This repository contains the code and analysis for the Amazon Books Data Analysis Project conducted as part of the course X_400645: Project Big Data during the P6/2024 period of Vrije Universiteit Amsterdam. The analysis aims to explore and uncover trends in books, authors, and publishers, as well as the behaviors of Amazon Books users based on their age and location.
- Sinemis Toktaş
- Arda Cem Çakmak
- Isabelle de Beijer
- Haojia Lu
- Course Name: X_400645: Project Big Data
- Period/Year: P6/2024
- Instructor: Dr. Alessandro Zocca
The full report is available in the Amazon_Books_Report.pdf file, detailing the following sections:
- Introduction: Overview of Amazon Books and the objectives of our analysis.
- Dataset Description: Description of the datasets used (books.csv, ratings.csv, and users.csv) and their structure.
- Data Cleaning: Steps taken to clean the datasets, including handling missing values and filtering erroneous data.

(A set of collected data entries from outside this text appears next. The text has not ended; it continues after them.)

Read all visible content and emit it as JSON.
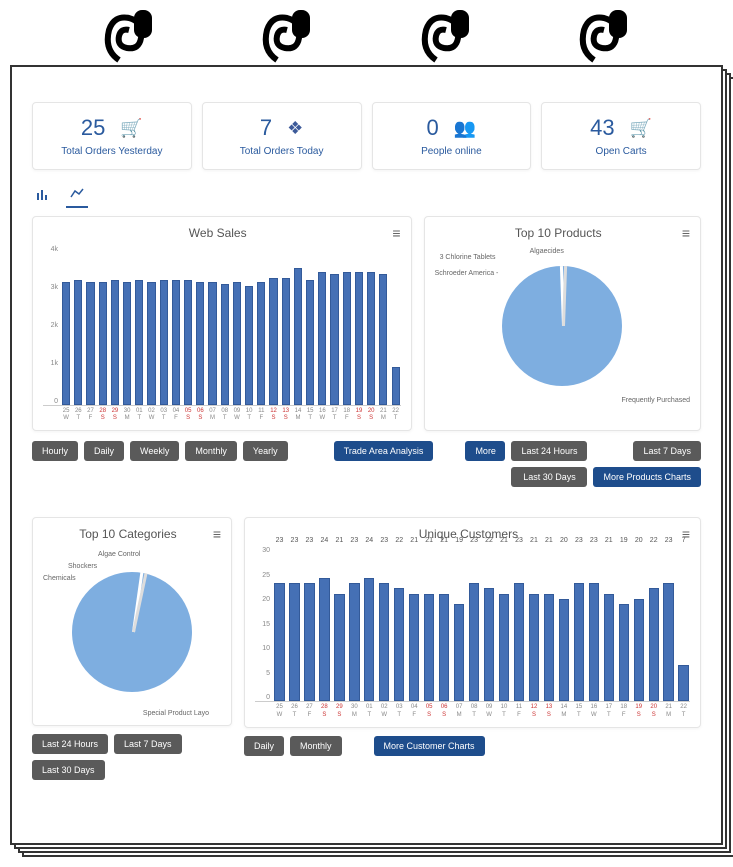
{
  "stats": [
    {
      "value": "25",
      "label": "Total Orders Yesterday",
      "icon": "cart"
    },
    {
      "value": "7",
      "label": "Total Orders Today",
      "icon": "cubes"
    },
    {
      "value": "0",
      "label": "People online",
      "icon": "users"
    },
    {
      "value": "43",
      "label": "Open Carts",
      "icon": "cart"
    }
  ],
  "web_sales": {
    "title": "Web Sales",
    "buttons": [
      "Hourly",
      "Daily",
      "Weekly",
      "Monthly",
      "Yearly"
    ],
    "action": "Trade Area Analysis"
  },
  "top_products": {
    "title": "Top 10 Products",
    "labels": [
      "3 Chlorine Tablets",
      "Algaecides",
      "Schroeder America -",
      "Frequently Purchased"
    ],
    "side_btn": "More",
    "time_btns": [
      "Last 24 Hours",
      "Last 7 Days",
      "Last 30 Days"
    ],
    "action": "More Products Charts"
  },
  "top_categories": {
    "title": "Top 10 Categories",
    "labels": [
      "Algae Control",
      "Shockers",
      "Chemicals",
      "Special Product Layo"
    ],
    "time_btns": [
      "Last 24 Hours",
      "Last 7 Days",
      "Last 30 Days"
    ]
  },
  "unique_customers": {
    "title": "Unique Customers",
    "buttons": [
      "Daily",
      "Monthly"
    ],
    "action": "More Customer Charts"
  },
  "chart_data": [
    {
      "type": "bar",
      "title": "Web Sales",
      "ylim": [
        0,
        4000
      ],
      "yticks": [
        "0",
        "1k",
        "2k",
        "3k",
        "4k"
      ],
      "categories": [
        "25 W",
        "26 T",
        "27 F",
        "28 S",
        "29 S",
        "30 M",
        "01 T",
        "02 W",
        "03 T",
        "04 F",
        "05 S",
        "06 S",
        "07 M",
        "08 T",
        "09 W",
        "10 T",
        "11 F",
        "12 S",
        "13 S",
        "14 M",
        "15 T",
        "16 W",
        "17 T",
        "18 F",
        "19 S",
        "20 S",
        "21 M",
        "22 T"
      ],
      "weekend_indices": [
        3,
        4,
        10,
        11,
        17,
        18,
        24,
        25
      ],
      "values": [
        3100,
        3150,
        3100,
        3100,
        3150,
        3100,
        3150,
        3100,
        3150,
        3150,
        3150,
        3100,
        3100,
        3050,
        3100,
        3000,
        3100,
        3200,
        3200,
        3450,
        3150,
        3350,
        3300,
        3350,
        3350,
        3350,
        3300,
        950
      ]
    },
    {
      "type": "pie",
      "title": "Top 10 Products",
      "series": [
        {
          "name": "Frequently Purchased",
          "value": 94
        },
        {
          "name": "Algaecides",
          "value": 2
        },
        {
          "name": "3 Chlorine Tablets",
          "value": 2
        },
        {
          "name": "Schroeder America -",
          "value": 2
        }
      ]
    },
    {
      "type": "pie",
      "title": "Top 10 Categories",
      "series": [
        {
          "name": "Special Product Layo",
          "value": 94
        },
        {
          "name": "Algae Control",
          "value": 2
        },
        {
          "name": "Shockers",
          "value": 2
        },
        {
          "name": "Chemicals",
          "value": 2
        }
      ]
    },
    {
      "type": "bar",
      "title": "Unique Customers",
      "ylim": [
        0,
        30
      ],
      "yticks": [
        "0",
        "5",
        "10",
        "15",
        "20",
        "25",
        "30"
      ],
      "categories": [
        "25 W",
        "26 T",
        "27 F",
        "28 S",
        "29 S",
        "30 M",
        "01 T",
        "02 W",
        "03 T",
        "04 F",
        "05 S",
        "06 S",
        "07 M",
        "08 T",
        "09 W",
        "10 T",
        "11 F",
        "12 S",
        "13 S",
        "14 M",
        "15 T",
        "16 W",
        "17 T",
        "18 F",
        "19 S",
        "20 S",
        "21 M",
        "22 T"
      ],
      "weekend_indices": [
        3,
        4,
        10,
        11,
        17,
        18,
        24,
        25
      ],
      "values": [
        23,
        23,
        23,
        24,
        21,
        23,
        24,
        23,
        22,
        21,
        21,
        21,
        19,
        23,
        22,
        21,
        23,
        21,
        21,
        20,
        23,
        23,
        21,
        19,
        20,
        22,
        23,
        7
      ]
    }
  ]
}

- Exploratory Data Analysis (EDA): In-depth analysis of the data to answer specific research questions, including:
- Best & Worst Authors, Publishers, and Books for All and for Different Age Groups
- The Effect of Location and Age on User Ratings
- Gender Bias in Author Ratings
- Sentiment Analysis of Book Titles
- Prediction and Recommendation Models
- Conclusion: Summary of findings and implications of the analysis.
- References: Sources and references used in the report.

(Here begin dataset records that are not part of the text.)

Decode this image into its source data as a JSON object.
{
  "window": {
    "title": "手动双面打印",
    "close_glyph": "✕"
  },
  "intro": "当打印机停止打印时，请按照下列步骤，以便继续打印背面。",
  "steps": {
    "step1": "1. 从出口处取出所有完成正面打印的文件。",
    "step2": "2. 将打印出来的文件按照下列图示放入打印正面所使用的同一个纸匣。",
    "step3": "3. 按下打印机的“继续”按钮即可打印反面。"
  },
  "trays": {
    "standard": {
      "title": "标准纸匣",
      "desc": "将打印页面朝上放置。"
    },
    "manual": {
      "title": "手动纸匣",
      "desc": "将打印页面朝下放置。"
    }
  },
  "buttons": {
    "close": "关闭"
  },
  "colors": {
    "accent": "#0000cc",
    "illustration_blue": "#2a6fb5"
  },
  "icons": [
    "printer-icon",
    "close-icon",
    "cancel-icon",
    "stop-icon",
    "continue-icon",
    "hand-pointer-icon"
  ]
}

The code used for the analysis is provided in the Jupyter Notebook Amazon_Books_Analysis.ipynb. The notebook includes:
- Data loading and cleaning
- Exploratory data analysis and visualizations
- Statistical tests and models
The project presentation, reflecting the state of the project midway through, is available in the Amazon_Books_Presentation.pdf file. This presentation provides a snapshot of our interim findings, methodology, and progress at that point in time.
This project is licensed under the MIT License - see the LICENSE file for details.